In the middle of the bedtime story Becky’s phone rang. Everyone we know also has kids and would never call at that hour unless it was something important. And it was. An Amber alert had been issued for a little boy in our community. No one had seen him in several hours. “Would you help spread the word?”
I have a large-ish internet audience, scattered all over Tennessee. She asked for our help because she wanted to reach as many people as possible, as quickly as possible, because a child’s life was at stake.
I just announced who will be traveling to Uganda in January with Compassion Bloggers. I chose these bloggers from the thousands who’ve visited CompassionBloggers.com/take-a-trip to tell me they’d be interested in traveling with us some day.
Every time I make such an announcement I get this question, or some variation of it:
I’m thankful Karen asked so kindly. That’s not always the case. Hell hath no fury like a blogger (feeling) scorned.
It’s really two questions, isn’t it? First, why do you only take “A-list” bloggers on your trips? (I don’t like that label, by the way.) Second, why invite everyone – “A-list” or not – to sign up for the chance to take a trip when everyone doesn’t have a shot at going on one really?
The first question is easier than the second. Lives are at stake. I want to alert as many people as possible, as quickly as possible.
But let me clarify something. I’m not after the biggest blogs.

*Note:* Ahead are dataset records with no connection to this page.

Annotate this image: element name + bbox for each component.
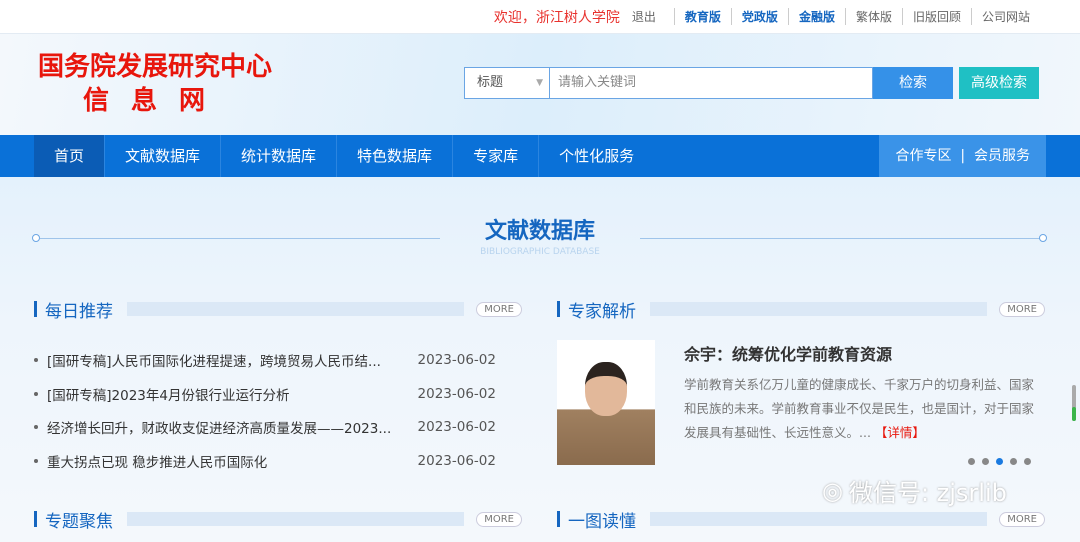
carousel-dot[interactable] — [1010, 458, 1017, 465]
search-input[interactable]: 请输入关键词 — [549, 67, 873, 99]
carousel-dot[interactable] — [996, 458, 1003, 465]
item-date: 2023-06-02 — [417, 351, 496, 368]
banner-subtitle: BIBLIOGRAPHIC DATABASE — [480, 247, 600, 257]
search-button[interactable]: 检索 — [873, 67, 953, 99]
item-title[interactable]: [国研专稿]人民币国际化进程提速，跨境贸易人民币结... — [34, 350, 381, 370]
header-band — [127, 302, 465, 316]
expert-article: 佘宇：统筹优化学前教育资源 学前教育关系亿万儿童的健康成长、千家万户的切身利益、… — [684, 341, 1046, 445]
header: 国务院发展研究中心 信息网 标题 ▼ 请输入关键词 检索 高级检索 — [0, 34, 1080, 135]
carousel-dots — [968, 458, 1031, 465]
list-item[interactable]: [国研专稿]2023年4月份银行业运行分析 2023-06-02 — [34, 377, 496, 411]
expert-photo[interactable] — [557, 340, 655, 465]
link-old-version[interactable]: 旧版回顾 — [901, 8, 971, 25]
nav-home[interactable]: 首页 — [34, 135, 106, 177]
logo-line2: 信息网 — [83, 86, 228, 116]
main-nav: 首页 文献数据库 统计数据库 特色数据库 专家库 个性化服务 合作专区 | 会员… — [0, 135, 1080, 177]
wechat-watermark: ◎ 微信号: zjsrlib — [822, 473, 1007, 508]
topics-more-button[interactable]: MORE — [476, 511, 522, 527]
header-band — [650, 512, 988, 526]
item-date: 2023-06-02 — [417, 385, 496, 402]
topics-title: 专题聚焦 — [45, 511, 113, 532]
infographic-header: 一图读懂 MORE — [557, 509, 1045, 532]
expert-header: 专家解析 MORE — [557, 299, 1045, 322]
daily-title: 每日推荐 — [45, 301, 113, 322]
banner-title: 文献数据库 — [484, 219, 595, 244]
item-title[interactable]: 重大拐点已现 稳步推进人民币国际化 — [34, 451, 267, 471]
carousel-dot[interactable] — [1024, 458, 1031, 465]
expert-more-button[interactable]: MORE — [999, 301, 1045, 317]
site-logo[interactable]: 国务院发展研究中心 信息网 — [38, 50, 272, 118]
list-item[interactable]: [国研专稿]人民币国际化进程提速，跨境贸易人民币结... 2023-06-02 — [34, 343, 496, 377]
expert-summary: 学前教育关系亿万儿童的健康成长、千家万户的切身利益、国家和民族的未来。学前教育事… — [684, 377, 1035, 440]
logo-line1: 国务院发展研究中心 — [38, 52, 273, 82]
topics-header: 专题聚焦 MORE — [34, 509, 522, 532]
chevron-down-icon: ▼ — [536, 78, 543, 88]
expert-headline[interactable]: 佘宇：统筹优化学前教育资源 — [684, 341, 1046, 365]
link-traditional[interactable]: 繁体版 — [844, 8, 902, 25]
search-field-select[interactable]: 标题 ▼ — [464, 67, 549, 99]
search-bar: 标题 ▼ 请输入关键词 检索 高级检索 — [464, 67, 1039, 99]
nav-statistics-db[interactable]: 统计数据库 — [221, 135, 338, 177]
nav-personal-service[interactable]: 个性化服务 — [539, 135, 654, 177]
item-date: 2023-06-02 — [417, 452, 496, 469]
expert-title: 专家解析 — [568, 301, 636, 322]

I’m looking for bloggers who…
- treat everyone with respect
- are open to some degree about their orthodox Christian faith online
- do not attract an audience with free stuff or controversy
- have written in the past about Compassion or children or poverty or missions etc
- interact daily with an engaged audience
- utilize multiple forms of social media well
- tell a personal story expertly
Now, if a blogger does all this, yes, they will likely have a larger audience than most. But it’s not the audience size I’m after. The smallest blog we’ve partnered with had roughly 3,000 unique visitors per month – who were highly engaged.
So, the second question: If I know a blogger with 10 readers has little chance of traveling with Compassion Bloggers, why do I invite all bloggers to sign up for a trip? Because you never know.
Out of the 4,000 bloggers who’ve asked to be considered for a future trip I’m currently watching (sounds creepy) 196 blogs. I watch them (still creepy the second time) because they have a chance, no matter how small, of becoming the kind of blogger that reaches the most people in the shortest amount of time with the call to save lives.
You never know.
Does’t all of this come down to trust? If you trust Compassion’s ministry like I do then please trust that they wouldn’t put me in charge of Compassion Bloggers unless they trusted me. (I have to tell myself this every time I have a humbling hard day at the proverbial office.) I’m asking you to trust me. Trust that I want to make the most of every penny of Compassion’s marketing money. I want boys and girls to be released from poverty so badly…that on these trips I lead I must partner with bloggers most likely to reach the most in the least amount of time.
The boy was found, by the way. Only took a couple hours. The employee at the Pappa John’s recognized the boy when he went running past his store. Because the alert got out to four people here and 4,000 there. A community came to his rescue.
Just because a blogger doesn’t travel with Compassion Bloggers doesn’t mean they aren’t making a huge difference for Compassion’s children. This month alone over 1700 children have been sponsored through Compassion’s blog network – blogs of all sizes. 1700 kids! Sign up to take a trip and join the network of bloggers supporting Compassion every month. BOTH make a real difference in the lives of children.
I’m always up for learning something new. So teach me. Have you got a better way to go about this? I’m listening.